- Office of the Attorney General
Media Contact
Allie Zuliani, Deputy Press Secretary
Boston — Massachusetts Attorney General Andrea Joy Campbell today joined 20 other attorneys general in sending a letter urging the U.S. Department of Agriculture (USDA) to correct errors in new federal instructions outlining who can receive Supplemental Nutrition Assistance Program (SNAP) benefits. AG Campbell and the coalition warn that USDA’s new guidance wrongly treats several groups of immigrants as ineligible for food assistance, contradicts long-standing federal law, and could unlawfully block lawful permanent residents who were granted asylum or entered the United States as refugees, parolees, or other humanitarian entrants from receiving the food benefits to which they are entitled.
“The Trump Administration continues to target our immigrant communities, this time, by going after families’ ability to put food on the table,” said AG Campbell. “Prohibiting people from receiving food assistance – beyond the eligibility limits established by Congress – is illegal and cruel. I am proud to stand with my colleagues in urging USDA to immediately correct their guidance so that all eligible SNAP recipients can access these essential benefits.”
On October 31, USDA sent guidance to state SNAP agencies outlining changes to program eligibility as a result of the so-called “One Big Beautiful Bill” – including new restrictions on non-citizens’ eligibility for SNAP. The guidance was issued nearly four months after the underlying law took effect and became binding the very next day, leaving states almost no time to implement the guidance. In the guidance, USDA incorrectly states that several categories of migrants, including legal permanent residents who were admitted as refugees, people granted asylum, and individuals brought to safety through humanitarian parole programs, are categorically “not eligible” for SNAP.
AG Campbell and the coalition emphasize that, under federal law, refugees and individuals granted asylum or humanitarian parole become eligible for SNAP as soon as they obtain lawful permanent residence status. Many of these individuals obtain their green cards within their first few years in the United States, immediately making them eligible for SNAP. The attorneys general argue that USDA’s failure to acknowledge this pathway leaves states with instructions that could cause them to illegally deny food assistance to thousands of families.
The attorneys general also raise concerns about USDA’s erroneous characterization of the federal five-year waiting period for SNAP eligibility that applies to some lawful permanent residents. Under federal law, refugees, asylees, people whose deportation has been withheld, and others are exempt from this requirement and become eligible for SNAP as soon as they receive a green card. The USDA has recognized these exemptions for decades. The new guidance, however, wrongly removes these groups from the exemption list, directly contradicting federal statutes and USDA’s own regulations.

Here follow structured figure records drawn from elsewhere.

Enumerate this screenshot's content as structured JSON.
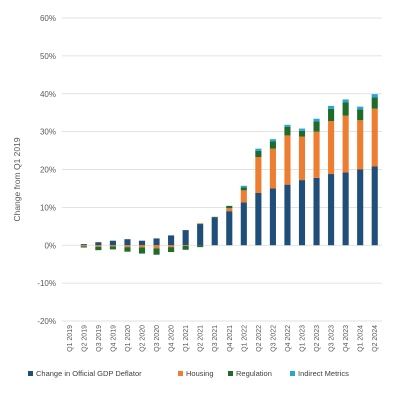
{
  "chart_data": {
    "type": "bar",
    "stacked": true,
    "ylabel": "Change from Q1 2019",
    "xlabel": "",
    "ylim": [
      -20,
      60
    ],
    "yticks": [
      -20,
      -10,
      0,
      10,
      20,
      30,
      40,
      50,
      60
    ],
    "ytick_labels": [
      "-20%",
      "-10%",
      "0%",
      "10%",
      "20%",
      "30%",
      "40%",
      "50%",
      "60%"
    ],
    "grid": true,
    "legend_position": "bottom",
    "categories": [
      "Q1 2019",
      "Q2 2019",
      "Q3 2019",
      "Q4 2019",
      "Q1 2020",
      "Q2 2020",
      "Q3 2020",
      "Q4 2020",
      "Q1 2021",
      "Q2 2021",
      "Q3 2021",
      "Q4 2021",
      "Q1 2022",
      "Q2 2022",
      "Q3 2022",
      "Q4 2022",
      "Q1 2023",
      "Q2 2023",
      "Q3 2023",
      "Q4 2023",
      "Q1 2024",
      "Q2 2024"
    ],
    "series": [
      {
        "name": "Change in Official GDP Deflator",
        "color": "#1F4E79",
        "values": [
          0,
          0.3,
          0.8,
          1.2,
          1.6,
          1.2,
          1.8,
          2.6,
          4.0,
          5.6,
          7.3,
          9.0,
          11.3,
          13.8,
          15.0,
          16.0,
          17.2,
          17.8,
          18.8,
          19.2,
          20.0,
          20.8
        ]
      },
      {
        "name": "Housing",
        "color": "#ED7D31",
        "values": [
          0,
          -0.3,
          -0.4,
          -0.3,
          -0.5,
          -0.6,
          -0.8,
          -0.5,
          -0.2,
          0.2,
          0,
          0.8,
          3.2,
          9.5,
          10.5,
          13.0,
          11.5,
          12.2,
          14.0,
          15.0,
          13.0,
          15.3
        ]
      },
      {
        "name": "Regulation",
        "color": "#1E6B2A",
        "values": [
          0,
          -0.3,
          -0.9,
          -0.8,
          -1.2,
          -1.6,
          -1.7,
          -1.3,
          -1.0,
          -0.5,
          0.2,
          0.6,
          0.8,
          1.6,
          1.9,
          2.3,
          1.5,
          2.7,
          3.2,
          3.5,
          2.9,
          2.9
        ]
      },
      {
        "name": "Indirect Metrics",
        "color": "#2AA4D4",
        "values": [
          0,
          0,
          0,
          0,
          0,
          0,
          0,
          0,
          0,
          0,
          0,
          0,
          0.4,
          0.6,
          0.6,
          0.5,
          0.6,
          0.7,
          0.8,
          0.8,
          0.7,
          0.9
        ]
      }
    ]
  }
}
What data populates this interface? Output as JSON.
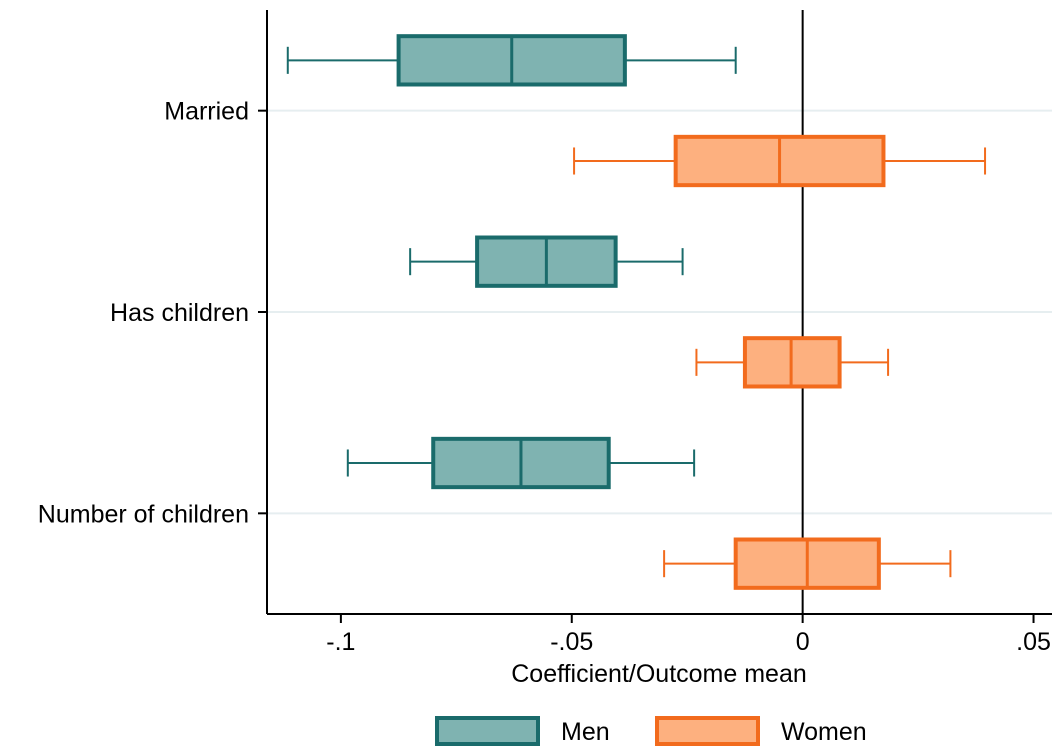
{
  "chart_data": {
    "type": "box",
    "orientation": "horizontal",
    "title": "",
    "xlabel": "Coefficient/Outcome mean",
    "ylabel": "",
    "xlim": [
      -0.116,
      0.054
    ],
    "x_ticks": [
      {
        "value": -0.1,
        "label": "-.1"
      },
      {
        "value": -0.05,
        "label": "-.05"
      },
      {
        "value": 0,
        "label": "0"
      },
      {
        "value": 0.05,
        "label": ".05"
      }
    ],
    "reference_line_x": 0,
    "grid": "horizontal lines at category ticks",
    "legend_position": "bottom",
    "categories": [
      "Married",
      "Has children",
      "Number of children"
    ],
    "series": [
      {
        "name": "Men",
        "color": "#7fb3b1",
        "stroke": "#1a6b6b",
        "boxes": [
          {
            "category": "Married",
            "whisker_low": -0.1115,
            "q1": -0.0875,
            "median": -0.063,
            "q3": -0.0385,
            "whisker_high": -0.0145
          },
          {
            "category": "Has children",
            "whisker_low": -0.085,
            "q1": -0.0705,
            "median": -0.0555,
            "q3": -0.0405,
            "whisker_high": -0.026
          },
          {
            "category": "Number of children",
            "whisker_low": -0.0985,
            "q1": -0.08,
            "median": -0.061,
            "q3": -0.042,
            "whisker_high": -0.0235
          }
        ]
      },
      {
        "name": "Women",
        "color": "#fdb07f",
        "stroke": "#f26b1d",
        "boxes": [
          {
            "category": "Married",
            "whisker_low": -0.0495,
            "q1": -0.0275,
            "median": -0.005,
            "q3": 0.0175,
            "whisker_high": 0.0395
          },
          {
            "category": "Has children",
            "whisker_low": -0.023,
            "q1": -0.0125,
            "median": -0.0025,
            "q3": 0.008,
            "whisker_high": 0.0185
          },
          {
            "category": "Number of children",
            "whisker_low": -0.03,
            "q1": -0.0145,
            "median": 0.001,
            "q3": 0.0165,
            "whisker_high": 0.032
          }
        ]
      }
    ]
  }
}
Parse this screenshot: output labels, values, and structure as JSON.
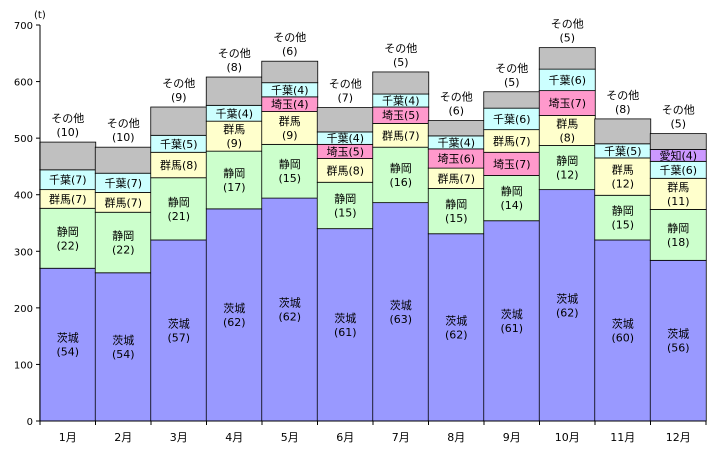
{
  "chart_data": {
    "type": "bar",
    "stacked": true,
    "unit_label": "(t)",
    "yticks": [
      "0",
      "100",
      "200",
      "300",
      "400",
      "500",
      "600",
      "700"
    ],
    "ylim": [
      0,
      700
    ],
    "grid": false,
    "categories": [
      "1月",
      "2月",
      "3月",
      "4月",
      "5月",
      "6月",
      "7月",
      "8月",
      "9月",
      "10月",
      "11月",
      "12月"
    ],
    "series_colors": {
      "茨城": "#9999ff",
      "静岡": "#ccffcc",
      "群馬": "#ffffcc",
      "千葉": "#ccffff",
      "埼玉": "#ff99cc",
      "愛知": "#cc99ff",
      "その他": "#c0c0c0"
    },
    "bars": [
      {
        "category": "1月",
        "total": 493,
        "segments": [
          {
            "name": "茨城",
            "value": 270,
            "label": "茨城\n(54)"
          },
          {
            "name": "静岡",
            "value": 106,
            "label": "静岡\n(22)"
          },
          {
            "name": "群馬",
            "value": 33,
            "label": "群馬(7)"
          },
          {
            "name": "千葉",
            "value": 35,
            "label": "千葉(7)"
          },
          {
            "name": "その他",
            "value": 49,
            "label": "その他\n(10)"
          }
        ]
      },
      {
        "category": "2月",
        "total": 484,
        "segments": [
          {
            "name": "茨城",
            "value": 262,
            "label": "茨城\n(54)"
          },
          {
            "name": "静岡",
            "value": 107,
            "label": "静岡\n(22)"
          },
          {
            "name": "群馬",
            "value": 35,
            "label": "群馬(7)"
          },
          {
            "name": "千葉",
            "value": 34,
            "label": "千葉(7)"
          },
          {
            "name": "その他",
            "value": 46,
            "label": "その他\n(10)"
          }
        ]
      },
      {
        "category": "3月",
        "total": 555,
        "segments": [
          {
            "name": "茨城",
            "value": 320,
            "label": "茨城\n(57)"
          },
          {
            "name": "静岡",
            "value": 110,
            "label": "静岡\n(21)"
          },
          {
            "name": "群馬",
            "value": 45,
            "label": "群馬(8)"
          },
          {
            "name": "千葉",
            "value": 30,
            "label": "千葉(5)"
          },
          {
            "name": "その他",
            "value": 50,
            "label": "その他\n(9)"
          }
        ]
      },
      {
        "category": "4月",
        "total": 608,
        "segments": [
          {
            "name": "茨城",
            "value": 375,
            "label": "茨城\n(62)"
          },
          {
            "name": "静岡",
            "value": 102,
            "label": "静岡\n(17)"
          },
          {
            "name": "群馬",
            "value": 53,
            "label": "群馬\n(9)"
          },
          {
            "name": "千葉",
            "value": 28,
            "label": "千葉(4)"
          },
          {
            "name": "その他",
            "value": 50,
            "label": "その他\n(8)"
          }
        ]
      },
      {
        "category": "5月",
        "total": 636,
        "segments": [
          {
            "name": "茨城",
            "value": 394,
            "label": "茨城\n(62)"
          },
          {
            "name": "静岡",
            "value": 95,
            "label": "静岡\n(15)"
          },
          {
            "name": "群馬",
            "value": 58,
            "label": "群馬\n(9)"
          },
          {
            "name": "埼玉",
            "value": 26,
            "label": "埼玉(4)"
          },
          {
            "name": "千葉",
            "value": 25,
            "label": "千葉(4)"
          },
          {
            "name": "その他",
            "value": 38,
            "label": "その他\n(6)"
          }
        ]
      },
      {
        "category": "6月",
        "total": 554,
        "segments": [
          {
            "name": "茨城",
            "value": 340,
            "label": "茨城\n(61)"
          },
          {
            "name": "静岡",
            "value": 82,
            "label": "静岡\n(15)"
          },
          {
            "name": "群馬",
            "value": 42,
            "label": "群馬(8)"
          },
          {
            "name": "埼玉",
            "value": 25,
            "label": "埼玉(5)"
          },
          {
            "name": "千葉",
            "value": 22,
            "label": "千葉(4)"
          },
          {
            "name": "その他",
            "value": 43,
            "label": "その他\n(7)"
          }
        ]
      },
      {
        "category": "7月",
        "total": 617,
        "segments": [
          {
            "name": "茨城",
            "value": 386,
            "label": "茨城\n(63)"
          },
          {
            "name": "静岡",
            "value": 98,
            "label": "静岡\n(16)"
          },
          {
            "name": "群馬",
            "value": 42,
            "label": "群馬(7)"
          },
          {
            "name": "埼玉",
            "value": 29,
            "label": "埼玉(5)"
          },
          {
            "name": "千葉",
            "value": 23,
            "label": "千葉(4)"
          },
          {
            "name": "その他",
            "value": 39,
            "label": "その他\n(5)"
          }
        ]
      },
      {
        "category": "8月",
        "total": 531,
        "segments": [
          {
            "name": "茨城",
            "value": 331,
            "label": "茨城\n(62)"
          },
          {
            "name": "静岡",
            "value": 80,
            "label": "静岡\n(15)"
          },
          {
            "name": "群馬",
            "value": 36,
            "label": "群馬(7)"
          },
          {
            "name": "埼玉",
            "value": 34,
            "label": "埼玉(6)"
          },
          {
            "name": "千葉",
            "value": 23,
            "label": "千葉(4)"
          },
          {
            "name": "その他",
            "value": 27,
            "label": "その他\n(6)"
          }
        ]
      },
      {
        "category": "9月",
        "total": 582,
        "segments": [
          {
            "name": "茨城",
            "value": 354,
            "label": "茨城\n(61)"
          },
          {
            "name": "静岡",
            "value": 80,
            "label": "静岡\n(14)"
          },
          {
            "name": "埼玉",
            "value": 41,
            "label": "埼玉(7)"
          },
          {
            "name": "群馬",
            "value": 40,
            "label": "群馬(7)"
          },
          {
            "name": "千葉",
            "value": 38,
            "label": "千葉(6)"
          },
          {
            "name": "その他",
            "value": 29,
            "label": "その他\n(5)"
          }
        ]
      },
      {
        "category": "10月",
        "total": 660,
        "segments": [
          {
            "name": "茨城",
            "value": 409,
            "label": "茨城\n(62)"
          },
          {
            "name": "静岡",
            "value": 78,
            "label": "静岡\n(12)"
          },
          {
            "name": "群馬",
            "value": 53,
            "label": "群馬\n(8)"
          },
          {
            "name": "埼玉",
            "value": 44,
            "label": "埼玉(7)"
          },
          {
            "name": "千葉",
            "value": 38,
            "label": "千葉(6)"
          },
          {
            "name": "その他",
            "value": 38,
            "label": "その他\n(5)"
          }
        ]
      },
      {
        "category": "11月",
        "total": 534,
        "segments": [
          {
            "name": "茨城",
            "value": 320,
            "label": "茨城\n(60)"
          },
          {
            "name": "静岡",
            "value": 79,
            "label": "静岡\n(15)"
          },
          {
            "name": "群馬",
            "value": 66,
            "label": "群馬\n(12)"
          },
          {
            "name": "千葉",
            "value": 25,
            "label": "千葉(5)"
          },
          {
            "name": "その他",
            "value": 44,
            "label": "その他\n(8)"
          }
        ]
      },
      {
        "category": "12月",
        "total": 508,
        "segments": [
          {
            "name": "茨城",
            "value": 284,
            "label": "茨城\n(56)"
          },
          {
            "name": "静岡",
            "value": 90,
            "label": "静岡\n(18)"
          },
          {
            "name": "群馬",
            "value": 55,
            "label": "群馬\n(11)"
          },
          {
            "name": "千葉",
            "value": 30,
            "label": "千葉(6)"
          },
          {
            "name": "愛知",
            "value": 21,
            "label": "愛知(4)"
          },
          {
            "name": "その他",
            "value": 28,
            "label": "その他\n(5)"
          }
        ]
      }
    ]
  }
}
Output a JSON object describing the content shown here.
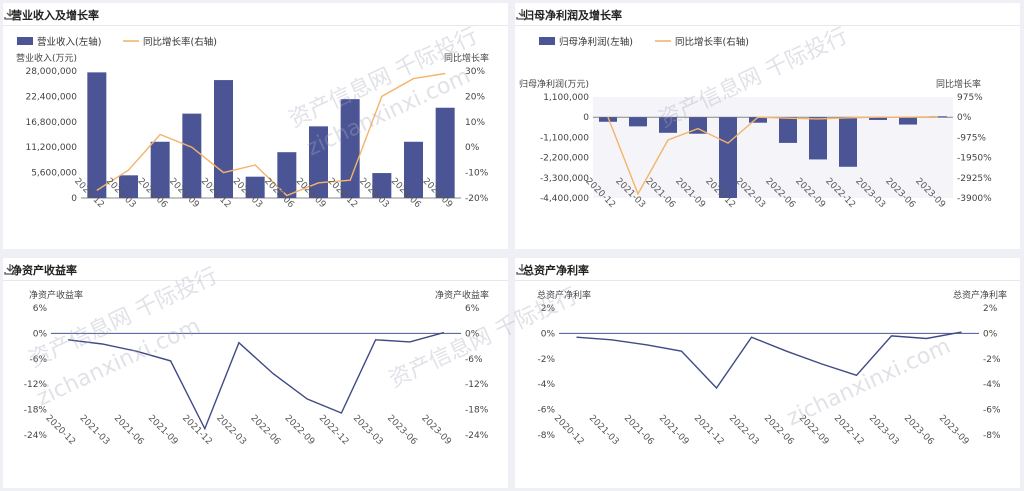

Additionally, federal regulations give states a 120-day grace period after new guidance is issued so they can adjust to new requirements without facing severe financial penalties. With this guidance, however, USDA is now claiming that this grace period ended on November 1, just one day after the guidance was released, and before states even had a business day to review it. AG Campbell and the coalition explain that the immediate imposition of onerous penalties on states contradicts USDA’s own rules, which make clear that the 120-day period cannot begin until new guidance is actually issued. By ignoring this requirement, USDA is putting states at risk of major penalties for errors created entirely by the agency’s own delay and inaccuracies.
The coalition is calling on USDA to immediately correct these legal mistakes; clarify that refugees, asylees, and individuals admitted through humanitarian parole programs may qualify for SNAP once they become lawful permanent residents; accurately list the humanitarian groups exempt from the five-year waiting period; and provide a lawful explanation of how the five-year rule works. They also demand that USDA recognize that the 120-day transition period began on the date the guidance was issued, so that no state is penalized for confusion caused by USDA’s flawed and delayed instructions.
Joining AG Campbell in sending this letter are the attorneys general of California, Colorado, Connecticut, Delaware, Hawai’i, Illinois, Maine, Maryland, Michigan, Minnesota, Nevada, New Jersey, New Mexico, New York, Oregon, Rhode Island, Vermont, Washington, Wisconsin, and the District of Columbia.